Il presidente dell’Associazione Agenti Allianz: «Sarà indispensabile la consapevolezza delle responsabilità che l’impianto normativo, continuamente in evoluzione, ci impone».

«Sta prendendo forma uno scenario in cui a fare la differenza sarà la qualità del servizio». Non solo. «Per noi intermediari sarà indispensabile la consapevolezza delle responsabilità che l’impianto normativo, continuamente in evoluzione, ci impone». A dirlo è Ennio Busetto, presidente dell’Associazione Agenti Allianz, e l’occasione è stata la recente presentazione dell’ultima edizione dell’Osservatorio europeo degli intermediari assicurativi a cura di Cgpa Europe.
«L’evoluzione del contesto normativo iniziata nel 2018 è stata devastante con una progressiva complicazione che ci ha portato fino all’assurdità di dover registrare le conversazioni con i clienti», ha fatto notare Busetto, che ha parlato anche dell’evoluzione digitale. «Allianz e gli agenti lavorano insieme già da alcuni anni per facilitare l’attività distributiva e oggi sono già attivi strumenti digitali che mettono in sicurezza i colleghi sulla compliance.

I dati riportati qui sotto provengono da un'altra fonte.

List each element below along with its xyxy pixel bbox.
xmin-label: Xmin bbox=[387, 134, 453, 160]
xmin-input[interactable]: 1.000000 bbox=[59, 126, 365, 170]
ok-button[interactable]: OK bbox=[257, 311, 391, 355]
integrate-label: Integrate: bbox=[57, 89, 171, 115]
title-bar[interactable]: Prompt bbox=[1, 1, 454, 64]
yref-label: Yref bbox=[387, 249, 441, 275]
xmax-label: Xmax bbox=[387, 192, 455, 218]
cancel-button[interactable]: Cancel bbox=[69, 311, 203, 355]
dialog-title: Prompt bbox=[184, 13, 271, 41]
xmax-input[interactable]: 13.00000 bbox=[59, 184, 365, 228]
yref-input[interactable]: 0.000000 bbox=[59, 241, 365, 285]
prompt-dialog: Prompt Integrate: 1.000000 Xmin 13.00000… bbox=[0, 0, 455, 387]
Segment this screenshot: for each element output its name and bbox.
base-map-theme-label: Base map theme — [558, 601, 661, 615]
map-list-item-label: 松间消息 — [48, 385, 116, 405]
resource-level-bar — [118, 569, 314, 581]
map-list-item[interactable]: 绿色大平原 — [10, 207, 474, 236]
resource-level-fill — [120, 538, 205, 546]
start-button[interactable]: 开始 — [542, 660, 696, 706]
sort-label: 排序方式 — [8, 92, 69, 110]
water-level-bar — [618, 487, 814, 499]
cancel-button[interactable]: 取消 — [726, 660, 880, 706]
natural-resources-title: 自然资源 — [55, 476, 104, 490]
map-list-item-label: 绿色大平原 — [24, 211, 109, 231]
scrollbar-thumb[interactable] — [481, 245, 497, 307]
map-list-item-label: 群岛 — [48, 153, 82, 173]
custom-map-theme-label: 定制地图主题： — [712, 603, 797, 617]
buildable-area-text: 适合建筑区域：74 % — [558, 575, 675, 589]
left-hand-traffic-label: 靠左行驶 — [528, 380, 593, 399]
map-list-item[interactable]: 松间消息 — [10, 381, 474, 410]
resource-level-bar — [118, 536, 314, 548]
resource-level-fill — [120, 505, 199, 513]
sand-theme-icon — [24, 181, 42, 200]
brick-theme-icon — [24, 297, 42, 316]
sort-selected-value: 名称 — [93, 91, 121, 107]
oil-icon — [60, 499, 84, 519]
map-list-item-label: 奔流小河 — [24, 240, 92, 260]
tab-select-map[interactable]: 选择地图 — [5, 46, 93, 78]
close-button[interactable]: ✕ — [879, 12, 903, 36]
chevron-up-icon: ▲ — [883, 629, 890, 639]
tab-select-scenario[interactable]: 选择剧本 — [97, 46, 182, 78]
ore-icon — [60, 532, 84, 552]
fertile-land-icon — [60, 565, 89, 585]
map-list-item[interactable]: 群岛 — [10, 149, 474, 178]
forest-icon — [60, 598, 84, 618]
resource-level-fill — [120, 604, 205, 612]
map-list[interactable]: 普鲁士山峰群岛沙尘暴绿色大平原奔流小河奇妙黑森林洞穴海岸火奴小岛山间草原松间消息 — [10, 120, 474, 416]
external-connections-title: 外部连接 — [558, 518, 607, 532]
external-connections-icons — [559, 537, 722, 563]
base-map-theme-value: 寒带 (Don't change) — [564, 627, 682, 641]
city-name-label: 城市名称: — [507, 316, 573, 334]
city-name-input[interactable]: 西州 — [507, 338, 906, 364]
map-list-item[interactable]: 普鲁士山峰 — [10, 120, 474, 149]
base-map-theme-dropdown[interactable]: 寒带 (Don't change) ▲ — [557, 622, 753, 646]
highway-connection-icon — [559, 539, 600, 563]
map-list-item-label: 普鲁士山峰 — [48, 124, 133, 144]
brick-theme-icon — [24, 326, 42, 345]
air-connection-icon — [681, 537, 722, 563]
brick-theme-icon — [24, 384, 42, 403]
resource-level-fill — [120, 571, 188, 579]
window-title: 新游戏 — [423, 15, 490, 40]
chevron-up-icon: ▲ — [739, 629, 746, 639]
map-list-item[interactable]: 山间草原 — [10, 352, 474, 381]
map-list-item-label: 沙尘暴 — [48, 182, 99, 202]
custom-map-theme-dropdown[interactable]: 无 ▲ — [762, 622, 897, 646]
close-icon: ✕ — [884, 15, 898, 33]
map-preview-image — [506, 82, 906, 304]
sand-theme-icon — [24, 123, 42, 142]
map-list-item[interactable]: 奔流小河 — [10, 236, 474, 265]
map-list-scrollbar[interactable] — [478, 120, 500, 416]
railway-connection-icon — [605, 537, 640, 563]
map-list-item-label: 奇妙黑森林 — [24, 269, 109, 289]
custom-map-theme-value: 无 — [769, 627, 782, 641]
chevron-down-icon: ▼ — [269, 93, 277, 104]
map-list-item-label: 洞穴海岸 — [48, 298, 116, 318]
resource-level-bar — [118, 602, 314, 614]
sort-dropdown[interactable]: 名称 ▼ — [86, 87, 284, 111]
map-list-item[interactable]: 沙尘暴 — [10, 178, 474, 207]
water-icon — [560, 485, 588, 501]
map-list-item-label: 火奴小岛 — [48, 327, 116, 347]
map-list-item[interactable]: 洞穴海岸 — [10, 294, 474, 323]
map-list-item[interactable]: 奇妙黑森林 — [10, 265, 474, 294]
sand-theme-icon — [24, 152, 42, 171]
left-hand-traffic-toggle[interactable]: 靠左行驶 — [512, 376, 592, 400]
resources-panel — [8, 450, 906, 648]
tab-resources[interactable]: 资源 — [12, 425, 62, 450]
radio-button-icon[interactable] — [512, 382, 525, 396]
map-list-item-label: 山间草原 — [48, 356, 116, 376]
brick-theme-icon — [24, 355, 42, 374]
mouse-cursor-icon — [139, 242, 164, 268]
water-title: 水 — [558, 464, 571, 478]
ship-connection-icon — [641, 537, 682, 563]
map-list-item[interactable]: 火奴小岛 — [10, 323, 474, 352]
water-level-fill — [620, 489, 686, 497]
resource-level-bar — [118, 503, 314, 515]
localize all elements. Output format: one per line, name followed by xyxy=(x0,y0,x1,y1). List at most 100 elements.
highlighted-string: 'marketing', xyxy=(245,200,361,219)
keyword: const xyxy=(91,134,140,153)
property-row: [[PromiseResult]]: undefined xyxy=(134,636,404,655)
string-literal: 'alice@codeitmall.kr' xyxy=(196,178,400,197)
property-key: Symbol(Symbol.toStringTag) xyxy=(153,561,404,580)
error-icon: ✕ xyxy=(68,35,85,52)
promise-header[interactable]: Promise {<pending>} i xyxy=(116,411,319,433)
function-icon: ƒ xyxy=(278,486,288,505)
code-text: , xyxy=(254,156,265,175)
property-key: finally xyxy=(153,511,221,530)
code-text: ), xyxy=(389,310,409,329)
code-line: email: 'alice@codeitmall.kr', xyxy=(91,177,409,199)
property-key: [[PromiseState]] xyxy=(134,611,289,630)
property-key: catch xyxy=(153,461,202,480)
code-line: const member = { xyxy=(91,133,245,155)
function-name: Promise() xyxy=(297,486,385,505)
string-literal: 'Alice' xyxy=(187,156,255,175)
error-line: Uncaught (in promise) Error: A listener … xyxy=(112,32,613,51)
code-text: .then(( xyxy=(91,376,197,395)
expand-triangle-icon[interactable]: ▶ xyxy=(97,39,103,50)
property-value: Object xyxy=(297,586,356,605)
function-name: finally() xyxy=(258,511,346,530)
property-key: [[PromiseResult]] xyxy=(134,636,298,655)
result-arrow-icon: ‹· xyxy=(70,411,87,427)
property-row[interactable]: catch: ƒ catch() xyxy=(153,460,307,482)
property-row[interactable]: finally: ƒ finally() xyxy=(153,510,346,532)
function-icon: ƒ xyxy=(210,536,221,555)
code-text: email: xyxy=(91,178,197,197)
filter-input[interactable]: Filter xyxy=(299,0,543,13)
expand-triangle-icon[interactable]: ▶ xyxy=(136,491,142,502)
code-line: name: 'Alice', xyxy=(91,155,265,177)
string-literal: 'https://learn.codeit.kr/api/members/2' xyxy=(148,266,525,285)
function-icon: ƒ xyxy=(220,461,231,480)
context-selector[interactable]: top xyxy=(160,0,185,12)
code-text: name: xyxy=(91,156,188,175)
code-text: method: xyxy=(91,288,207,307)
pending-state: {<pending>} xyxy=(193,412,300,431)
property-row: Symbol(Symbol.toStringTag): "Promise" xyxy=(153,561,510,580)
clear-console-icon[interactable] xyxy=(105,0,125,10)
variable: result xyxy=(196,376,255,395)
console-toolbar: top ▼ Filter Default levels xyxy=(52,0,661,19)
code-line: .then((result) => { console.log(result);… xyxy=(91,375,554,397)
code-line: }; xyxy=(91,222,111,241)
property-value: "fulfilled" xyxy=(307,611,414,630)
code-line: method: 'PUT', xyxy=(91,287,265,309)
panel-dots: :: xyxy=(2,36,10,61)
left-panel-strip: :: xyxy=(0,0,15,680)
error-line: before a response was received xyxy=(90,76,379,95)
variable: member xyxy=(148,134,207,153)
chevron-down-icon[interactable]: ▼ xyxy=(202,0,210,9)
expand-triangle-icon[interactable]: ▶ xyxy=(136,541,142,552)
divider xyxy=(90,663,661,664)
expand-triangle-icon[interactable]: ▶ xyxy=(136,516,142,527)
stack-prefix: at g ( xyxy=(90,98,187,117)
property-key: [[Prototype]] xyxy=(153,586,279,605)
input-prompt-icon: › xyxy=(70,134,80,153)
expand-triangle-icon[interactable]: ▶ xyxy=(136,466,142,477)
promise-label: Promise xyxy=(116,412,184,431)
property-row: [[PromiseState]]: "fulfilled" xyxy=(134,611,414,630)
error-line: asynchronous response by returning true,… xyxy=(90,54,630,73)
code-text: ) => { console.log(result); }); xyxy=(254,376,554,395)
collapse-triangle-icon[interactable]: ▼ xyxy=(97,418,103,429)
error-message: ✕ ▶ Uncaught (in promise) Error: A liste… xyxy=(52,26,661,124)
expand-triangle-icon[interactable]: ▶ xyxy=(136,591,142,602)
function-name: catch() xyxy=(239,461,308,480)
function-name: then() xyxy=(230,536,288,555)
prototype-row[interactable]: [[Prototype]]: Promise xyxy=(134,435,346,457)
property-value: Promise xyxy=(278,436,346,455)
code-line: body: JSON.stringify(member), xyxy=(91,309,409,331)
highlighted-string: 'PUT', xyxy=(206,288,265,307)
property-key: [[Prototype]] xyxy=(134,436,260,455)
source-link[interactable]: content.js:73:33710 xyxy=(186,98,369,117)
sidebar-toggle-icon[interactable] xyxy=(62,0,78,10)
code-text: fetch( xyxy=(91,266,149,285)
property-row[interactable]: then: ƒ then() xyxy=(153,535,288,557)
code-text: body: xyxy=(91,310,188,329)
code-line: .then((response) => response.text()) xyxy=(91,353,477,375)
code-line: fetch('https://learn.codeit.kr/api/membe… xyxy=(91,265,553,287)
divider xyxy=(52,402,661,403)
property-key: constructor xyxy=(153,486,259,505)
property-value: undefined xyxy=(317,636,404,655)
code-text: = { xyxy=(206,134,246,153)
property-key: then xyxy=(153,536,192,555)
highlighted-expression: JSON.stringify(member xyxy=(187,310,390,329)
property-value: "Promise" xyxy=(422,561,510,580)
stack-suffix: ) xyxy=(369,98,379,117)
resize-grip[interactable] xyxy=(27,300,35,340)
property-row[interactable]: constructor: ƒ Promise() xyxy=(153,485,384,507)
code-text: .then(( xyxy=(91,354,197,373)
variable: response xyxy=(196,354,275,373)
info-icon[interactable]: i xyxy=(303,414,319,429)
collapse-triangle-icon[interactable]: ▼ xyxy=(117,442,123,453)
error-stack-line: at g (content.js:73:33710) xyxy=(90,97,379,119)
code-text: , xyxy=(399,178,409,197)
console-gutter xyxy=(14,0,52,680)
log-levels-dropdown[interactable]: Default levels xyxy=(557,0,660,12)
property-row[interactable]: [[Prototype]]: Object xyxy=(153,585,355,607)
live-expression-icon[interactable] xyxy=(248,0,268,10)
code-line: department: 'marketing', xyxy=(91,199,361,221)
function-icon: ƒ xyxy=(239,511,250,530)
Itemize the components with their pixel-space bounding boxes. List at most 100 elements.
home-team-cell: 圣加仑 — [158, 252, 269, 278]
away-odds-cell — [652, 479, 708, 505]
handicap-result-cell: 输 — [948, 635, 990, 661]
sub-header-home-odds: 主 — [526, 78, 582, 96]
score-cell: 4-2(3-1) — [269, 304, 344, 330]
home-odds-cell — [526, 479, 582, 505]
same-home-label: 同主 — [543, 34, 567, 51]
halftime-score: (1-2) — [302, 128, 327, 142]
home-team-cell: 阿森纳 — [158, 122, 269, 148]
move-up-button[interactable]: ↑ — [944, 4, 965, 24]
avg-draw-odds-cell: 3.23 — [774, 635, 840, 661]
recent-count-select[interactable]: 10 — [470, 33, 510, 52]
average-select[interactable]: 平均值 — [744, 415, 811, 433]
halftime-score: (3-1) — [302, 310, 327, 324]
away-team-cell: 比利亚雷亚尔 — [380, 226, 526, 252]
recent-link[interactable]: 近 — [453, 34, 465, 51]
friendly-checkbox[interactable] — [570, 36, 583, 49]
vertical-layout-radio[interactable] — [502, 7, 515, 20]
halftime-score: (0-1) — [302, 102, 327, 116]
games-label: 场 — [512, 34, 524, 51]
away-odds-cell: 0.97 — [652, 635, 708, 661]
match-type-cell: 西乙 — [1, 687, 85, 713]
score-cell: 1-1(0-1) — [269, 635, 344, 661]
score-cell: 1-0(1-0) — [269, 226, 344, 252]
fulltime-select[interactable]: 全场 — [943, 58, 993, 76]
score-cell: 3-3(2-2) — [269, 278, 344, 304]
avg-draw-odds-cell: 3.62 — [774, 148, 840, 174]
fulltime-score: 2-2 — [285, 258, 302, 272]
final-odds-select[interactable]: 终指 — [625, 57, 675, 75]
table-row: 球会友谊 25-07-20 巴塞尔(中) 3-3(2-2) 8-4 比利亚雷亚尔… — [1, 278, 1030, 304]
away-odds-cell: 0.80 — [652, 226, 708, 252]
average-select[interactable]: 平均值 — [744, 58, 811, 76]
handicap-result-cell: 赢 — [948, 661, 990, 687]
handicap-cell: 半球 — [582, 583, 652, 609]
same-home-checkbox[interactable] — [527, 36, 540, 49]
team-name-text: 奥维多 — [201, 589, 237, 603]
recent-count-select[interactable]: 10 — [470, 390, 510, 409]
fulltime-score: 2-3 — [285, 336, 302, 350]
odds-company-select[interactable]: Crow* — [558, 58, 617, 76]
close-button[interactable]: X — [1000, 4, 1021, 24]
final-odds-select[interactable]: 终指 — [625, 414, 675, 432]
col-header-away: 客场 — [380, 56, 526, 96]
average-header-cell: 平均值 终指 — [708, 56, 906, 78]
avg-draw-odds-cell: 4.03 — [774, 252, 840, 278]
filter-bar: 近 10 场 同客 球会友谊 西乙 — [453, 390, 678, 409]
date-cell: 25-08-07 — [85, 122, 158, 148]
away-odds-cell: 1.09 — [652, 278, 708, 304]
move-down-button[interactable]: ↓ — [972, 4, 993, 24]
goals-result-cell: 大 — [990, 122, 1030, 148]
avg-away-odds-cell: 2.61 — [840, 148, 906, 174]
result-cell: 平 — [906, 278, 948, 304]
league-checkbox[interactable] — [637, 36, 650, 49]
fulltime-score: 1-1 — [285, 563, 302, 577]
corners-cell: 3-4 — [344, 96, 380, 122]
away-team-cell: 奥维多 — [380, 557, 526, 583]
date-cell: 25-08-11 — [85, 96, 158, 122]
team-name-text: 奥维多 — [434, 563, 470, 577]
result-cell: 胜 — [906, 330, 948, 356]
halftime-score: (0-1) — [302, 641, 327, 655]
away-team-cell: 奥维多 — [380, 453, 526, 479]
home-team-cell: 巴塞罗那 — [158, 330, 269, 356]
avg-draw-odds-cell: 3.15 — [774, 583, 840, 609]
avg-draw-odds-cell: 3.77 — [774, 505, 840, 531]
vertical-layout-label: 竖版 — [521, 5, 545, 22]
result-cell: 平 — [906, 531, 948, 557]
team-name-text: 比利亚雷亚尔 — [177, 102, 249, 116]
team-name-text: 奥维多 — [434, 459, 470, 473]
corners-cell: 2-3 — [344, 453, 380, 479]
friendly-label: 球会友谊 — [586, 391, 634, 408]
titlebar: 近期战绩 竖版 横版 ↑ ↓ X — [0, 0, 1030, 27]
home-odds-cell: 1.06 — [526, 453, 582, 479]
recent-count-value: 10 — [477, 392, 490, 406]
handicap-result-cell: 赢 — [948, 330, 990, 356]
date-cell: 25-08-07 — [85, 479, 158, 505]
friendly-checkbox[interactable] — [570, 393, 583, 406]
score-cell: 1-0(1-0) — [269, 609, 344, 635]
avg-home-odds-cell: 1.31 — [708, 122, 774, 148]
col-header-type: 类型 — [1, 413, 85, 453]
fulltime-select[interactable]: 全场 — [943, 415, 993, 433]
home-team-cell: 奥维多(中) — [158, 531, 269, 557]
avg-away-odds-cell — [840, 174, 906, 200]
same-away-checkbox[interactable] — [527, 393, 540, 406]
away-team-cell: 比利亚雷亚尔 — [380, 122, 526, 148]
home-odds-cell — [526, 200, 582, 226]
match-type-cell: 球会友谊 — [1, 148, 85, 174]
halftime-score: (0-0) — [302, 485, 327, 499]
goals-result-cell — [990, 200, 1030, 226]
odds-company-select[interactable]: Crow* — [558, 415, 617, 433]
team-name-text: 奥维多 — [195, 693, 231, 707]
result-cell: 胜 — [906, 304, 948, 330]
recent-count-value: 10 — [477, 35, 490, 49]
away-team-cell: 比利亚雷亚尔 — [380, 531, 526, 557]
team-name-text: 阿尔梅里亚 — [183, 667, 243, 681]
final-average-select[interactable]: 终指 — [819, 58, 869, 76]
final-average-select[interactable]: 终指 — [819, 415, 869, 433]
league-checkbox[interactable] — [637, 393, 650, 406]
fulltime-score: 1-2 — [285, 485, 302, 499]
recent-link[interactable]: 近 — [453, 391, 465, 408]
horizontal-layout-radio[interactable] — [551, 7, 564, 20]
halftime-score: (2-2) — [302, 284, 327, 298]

Abbiamo anche creato il Pog d’agenzia. C’è, inoltre, una piattaforma che aiuta i colleghi a gestire i modelli demands & needs. Tutto questo è certamente di grande aiuto», ha sottolineato Busetto, «ma resta il fatto che abitudini ed esigenze dei clienti stanno cambiando e questo impone una diversificazione degli approcci». In Allianz, per esempio, «è stata introdotta la possibilità di interfacciarsi in video con il cliente, in totale sicurezza, per individuare con lui la soluzione più appropriata».